There is a lack of gore and nudity in this which belies the almost noir feel they tried to put in as it was symptomatic of denying the grittiness that is necessary if you are going to pull off noir. However it isn’t a bad way to spend 90 or so minutes, if it airs on TV as it isn’t on DVD or VHS as far as I can tell. 4 out of 10 seems fair, not bad but missing the grittiness it desperately needed and suffering from poor chemistry between the two leads.

The imdb page is here.

;) Q

6 comments:

Chick Young said...

Tal, old buddy. I vaguely remember this - your review is making desperately want to see it! You've got my email, if you have a suggestion on how I can view it - please drop me a line. All the best and Happy Holidays!!!!!!!!!

Bill Dan Courtney said...

I have always liked Brad Dourif since One Flew Over the Cuckoo's Nest. Like Chick says I would like to check it out but can be hard to get sometimes. I may do some shopping here when the coffee warms up. I have a couple sites that may have it.
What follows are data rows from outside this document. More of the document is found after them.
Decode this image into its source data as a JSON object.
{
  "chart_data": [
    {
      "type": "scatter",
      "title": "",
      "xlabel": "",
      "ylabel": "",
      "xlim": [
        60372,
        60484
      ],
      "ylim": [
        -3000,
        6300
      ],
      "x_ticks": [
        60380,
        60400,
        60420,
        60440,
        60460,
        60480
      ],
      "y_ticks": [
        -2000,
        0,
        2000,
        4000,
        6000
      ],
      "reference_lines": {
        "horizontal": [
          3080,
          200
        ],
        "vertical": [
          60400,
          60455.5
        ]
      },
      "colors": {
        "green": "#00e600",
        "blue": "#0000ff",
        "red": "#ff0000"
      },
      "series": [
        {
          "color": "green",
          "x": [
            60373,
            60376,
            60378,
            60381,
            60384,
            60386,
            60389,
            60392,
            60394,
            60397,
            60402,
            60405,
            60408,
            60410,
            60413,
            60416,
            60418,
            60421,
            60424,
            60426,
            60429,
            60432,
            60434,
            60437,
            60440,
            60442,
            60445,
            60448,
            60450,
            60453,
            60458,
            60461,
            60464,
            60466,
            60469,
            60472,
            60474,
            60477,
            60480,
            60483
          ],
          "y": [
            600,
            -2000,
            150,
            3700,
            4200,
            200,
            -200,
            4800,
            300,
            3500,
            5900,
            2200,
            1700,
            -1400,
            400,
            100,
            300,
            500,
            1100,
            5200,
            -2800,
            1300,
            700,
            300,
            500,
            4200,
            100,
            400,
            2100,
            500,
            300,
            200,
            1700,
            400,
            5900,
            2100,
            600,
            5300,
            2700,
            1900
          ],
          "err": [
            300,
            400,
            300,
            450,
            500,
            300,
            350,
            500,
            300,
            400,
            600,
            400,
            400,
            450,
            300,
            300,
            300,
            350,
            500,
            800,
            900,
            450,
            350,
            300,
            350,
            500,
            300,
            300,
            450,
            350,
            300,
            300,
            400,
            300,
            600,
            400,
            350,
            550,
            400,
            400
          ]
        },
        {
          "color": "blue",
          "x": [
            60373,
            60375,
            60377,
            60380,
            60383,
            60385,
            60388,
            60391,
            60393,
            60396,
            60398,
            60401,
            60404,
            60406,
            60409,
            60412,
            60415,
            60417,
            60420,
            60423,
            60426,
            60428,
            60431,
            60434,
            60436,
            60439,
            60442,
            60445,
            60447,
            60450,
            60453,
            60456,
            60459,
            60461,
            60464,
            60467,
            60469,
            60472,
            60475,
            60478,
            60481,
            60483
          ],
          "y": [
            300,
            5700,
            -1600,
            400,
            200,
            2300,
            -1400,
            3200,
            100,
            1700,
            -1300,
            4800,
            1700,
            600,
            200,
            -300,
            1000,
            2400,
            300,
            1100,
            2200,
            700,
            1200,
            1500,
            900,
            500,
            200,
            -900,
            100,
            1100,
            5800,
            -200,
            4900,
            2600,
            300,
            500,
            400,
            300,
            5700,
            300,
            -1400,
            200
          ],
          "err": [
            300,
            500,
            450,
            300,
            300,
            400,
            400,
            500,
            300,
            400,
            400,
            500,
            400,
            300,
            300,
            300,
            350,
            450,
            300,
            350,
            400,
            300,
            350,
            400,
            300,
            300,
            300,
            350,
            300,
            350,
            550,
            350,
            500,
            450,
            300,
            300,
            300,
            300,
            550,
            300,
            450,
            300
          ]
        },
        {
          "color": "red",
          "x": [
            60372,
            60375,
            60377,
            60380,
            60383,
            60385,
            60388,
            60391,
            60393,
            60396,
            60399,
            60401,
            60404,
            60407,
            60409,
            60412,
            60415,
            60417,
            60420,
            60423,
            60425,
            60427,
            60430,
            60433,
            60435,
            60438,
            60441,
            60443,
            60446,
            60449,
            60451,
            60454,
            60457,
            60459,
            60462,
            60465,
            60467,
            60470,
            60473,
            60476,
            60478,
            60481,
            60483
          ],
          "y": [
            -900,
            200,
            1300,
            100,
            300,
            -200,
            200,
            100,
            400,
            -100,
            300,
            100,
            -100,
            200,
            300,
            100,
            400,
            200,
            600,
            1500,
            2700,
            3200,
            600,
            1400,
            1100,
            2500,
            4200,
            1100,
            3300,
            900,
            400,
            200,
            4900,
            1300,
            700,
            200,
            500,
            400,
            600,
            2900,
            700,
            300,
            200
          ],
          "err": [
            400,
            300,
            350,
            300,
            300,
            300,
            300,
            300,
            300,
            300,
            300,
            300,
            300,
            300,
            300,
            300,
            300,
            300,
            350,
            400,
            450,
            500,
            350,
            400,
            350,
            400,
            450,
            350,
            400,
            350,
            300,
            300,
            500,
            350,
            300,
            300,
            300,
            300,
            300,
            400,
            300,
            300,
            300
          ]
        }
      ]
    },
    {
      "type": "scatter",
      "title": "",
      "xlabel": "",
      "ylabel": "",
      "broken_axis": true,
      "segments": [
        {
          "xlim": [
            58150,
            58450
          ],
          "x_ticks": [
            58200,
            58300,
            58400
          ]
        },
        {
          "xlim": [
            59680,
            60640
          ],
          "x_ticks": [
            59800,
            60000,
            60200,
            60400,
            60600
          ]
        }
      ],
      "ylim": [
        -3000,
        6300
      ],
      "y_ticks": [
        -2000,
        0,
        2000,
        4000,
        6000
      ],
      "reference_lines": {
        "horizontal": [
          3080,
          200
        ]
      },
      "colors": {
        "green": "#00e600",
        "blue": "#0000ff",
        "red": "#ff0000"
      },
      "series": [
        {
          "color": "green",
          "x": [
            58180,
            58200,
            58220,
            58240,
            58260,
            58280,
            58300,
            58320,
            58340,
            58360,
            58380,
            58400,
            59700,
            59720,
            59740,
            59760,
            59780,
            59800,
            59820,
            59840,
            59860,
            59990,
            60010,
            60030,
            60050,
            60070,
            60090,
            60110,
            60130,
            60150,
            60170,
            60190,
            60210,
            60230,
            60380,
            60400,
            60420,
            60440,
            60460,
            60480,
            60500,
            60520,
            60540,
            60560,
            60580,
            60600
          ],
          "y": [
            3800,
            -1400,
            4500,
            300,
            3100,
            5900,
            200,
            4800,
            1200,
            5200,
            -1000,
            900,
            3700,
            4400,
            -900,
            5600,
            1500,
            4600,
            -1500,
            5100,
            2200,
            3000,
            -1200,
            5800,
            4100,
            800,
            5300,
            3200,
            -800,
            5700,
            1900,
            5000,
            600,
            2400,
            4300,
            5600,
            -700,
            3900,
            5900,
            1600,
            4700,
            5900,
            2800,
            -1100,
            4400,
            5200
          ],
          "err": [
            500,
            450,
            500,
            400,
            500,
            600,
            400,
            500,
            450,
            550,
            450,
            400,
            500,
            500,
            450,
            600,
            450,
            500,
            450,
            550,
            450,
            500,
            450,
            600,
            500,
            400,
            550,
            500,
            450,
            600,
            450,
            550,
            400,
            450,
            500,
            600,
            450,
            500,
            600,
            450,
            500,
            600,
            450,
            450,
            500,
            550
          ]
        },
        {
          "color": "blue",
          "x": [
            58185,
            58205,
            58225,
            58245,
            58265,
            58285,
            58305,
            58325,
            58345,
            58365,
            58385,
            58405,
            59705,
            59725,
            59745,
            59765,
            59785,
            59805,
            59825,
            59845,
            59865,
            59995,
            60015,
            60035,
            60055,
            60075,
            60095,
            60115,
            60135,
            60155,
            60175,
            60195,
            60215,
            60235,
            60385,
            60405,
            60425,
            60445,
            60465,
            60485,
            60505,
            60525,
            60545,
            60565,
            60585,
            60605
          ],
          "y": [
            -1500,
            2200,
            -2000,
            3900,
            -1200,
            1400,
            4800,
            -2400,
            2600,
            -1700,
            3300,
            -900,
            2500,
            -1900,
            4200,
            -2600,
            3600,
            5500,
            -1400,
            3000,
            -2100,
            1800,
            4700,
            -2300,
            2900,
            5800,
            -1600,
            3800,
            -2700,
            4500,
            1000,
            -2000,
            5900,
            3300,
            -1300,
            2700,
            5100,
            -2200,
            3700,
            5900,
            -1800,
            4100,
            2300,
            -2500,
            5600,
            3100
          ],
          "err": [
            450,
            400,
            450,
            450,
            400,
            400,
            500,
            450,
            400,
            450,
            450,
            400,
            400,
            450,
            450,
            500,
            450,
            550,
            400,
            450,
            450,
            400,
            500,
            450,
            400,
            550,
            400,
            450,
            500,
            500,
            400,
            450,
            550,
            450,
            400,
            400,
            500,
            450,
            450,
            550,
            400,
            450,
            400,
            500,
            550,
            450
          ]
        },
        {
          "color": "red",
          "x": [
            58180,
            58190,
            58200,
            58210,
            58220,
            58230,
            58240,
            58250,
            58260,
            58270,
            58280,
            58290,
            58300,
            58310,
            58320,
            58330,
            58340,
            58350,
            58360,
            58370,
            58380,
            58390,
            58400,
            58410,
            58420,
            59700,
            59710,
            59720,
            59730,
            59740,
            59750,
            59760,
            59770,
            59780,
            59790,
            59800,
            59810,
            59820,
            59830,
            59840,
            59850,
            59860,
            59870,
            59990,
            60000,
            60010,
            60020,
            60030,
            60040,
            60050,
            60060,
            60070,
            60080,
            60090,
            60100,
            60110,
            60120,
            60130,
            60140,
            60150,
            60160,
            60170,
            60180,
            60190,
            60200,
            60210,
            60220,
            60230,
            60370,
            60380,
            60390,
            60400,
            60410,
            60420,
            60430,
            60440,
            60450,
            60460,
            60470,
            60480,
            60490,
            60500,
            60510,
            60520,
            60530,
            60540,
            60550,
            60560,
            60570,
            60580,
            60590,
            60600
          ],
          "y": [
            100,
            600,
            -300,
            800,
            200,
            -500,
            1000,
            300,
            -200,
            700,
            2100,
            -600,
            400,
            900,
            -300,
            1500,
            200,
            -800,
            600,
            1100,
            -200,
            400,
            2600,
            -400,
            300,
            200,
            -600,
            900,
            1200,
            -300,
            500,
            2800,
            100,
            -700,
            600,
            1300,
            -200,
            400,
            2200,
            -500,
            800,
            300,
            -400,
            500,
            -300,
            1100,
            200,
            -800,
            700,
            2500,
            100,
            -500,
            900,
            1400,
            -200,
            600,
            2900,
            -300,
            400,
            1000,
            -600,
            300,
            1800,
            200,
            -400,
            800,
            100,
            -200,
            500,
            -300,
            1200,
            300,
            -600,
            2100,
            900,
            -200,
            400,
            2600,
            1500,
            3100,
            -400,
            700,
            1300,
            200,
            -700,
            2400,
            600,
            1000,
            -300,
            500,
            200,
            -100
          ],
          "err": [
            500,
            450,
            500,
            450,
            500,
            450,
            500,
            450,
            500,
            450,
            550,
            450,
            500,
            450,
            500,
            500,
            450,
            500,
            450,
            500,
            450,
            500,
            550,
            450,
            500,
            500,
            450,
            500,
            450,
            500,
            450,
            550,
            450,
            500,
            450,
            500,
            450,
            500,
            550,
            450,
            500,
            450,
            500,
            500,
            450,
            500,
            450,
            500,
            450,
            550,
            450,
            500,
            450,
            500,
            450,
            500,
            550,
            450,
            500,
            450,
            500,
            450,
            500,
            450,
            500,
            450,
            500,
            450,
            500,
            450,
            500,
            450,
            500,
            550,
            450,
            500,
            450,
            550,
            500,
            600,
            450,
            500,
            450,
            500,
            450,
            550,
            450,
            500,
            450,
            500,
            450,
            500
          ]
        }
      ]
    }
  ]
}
I do not know if I told you but I ran a stake through the heart of the Son of the Uranium Cafe and have assembled Necrotic Cinema, a blog for newer horror and sci-fi and gore films. This way the UCafe can focus now on older films.

It is a Blogger blog some it is in the community. I think you will like the design I made up for it. the URL is

http://necrotic-cinema.blogspot.com/

Taliesin_ttlg said...

Hi both.

I'm glad I have tweeked some nostalgia.

Bill, I certainly have seen the new site and it is looking good.

Seasons greeting to you both

DarkwingDave said...

Wow....this really brings back the memories. I had enjoyed this so much then I actually recorded it with a cassette player (yes THAT far ago) to listen to. The actress went on to another of my favorite shows, Spenser for Hire for two seasons. Thank your for your thoroughness and nostalgia.

Taliesin_ttlg said...

Dave, I am doing my best to be as thorough as i can. Thanks for tking time to look through the blog - I appreciate it.

Fangfan408592 said...

I have always found the manner of Desire's death to be confusing. By freeze-framing the image of her body near the end of the film, I found that it looks like she fell on a tree of some sort and was likely impaled (through the torso). I guess. A 3-story fall earlier in the film didn't seem to faze her.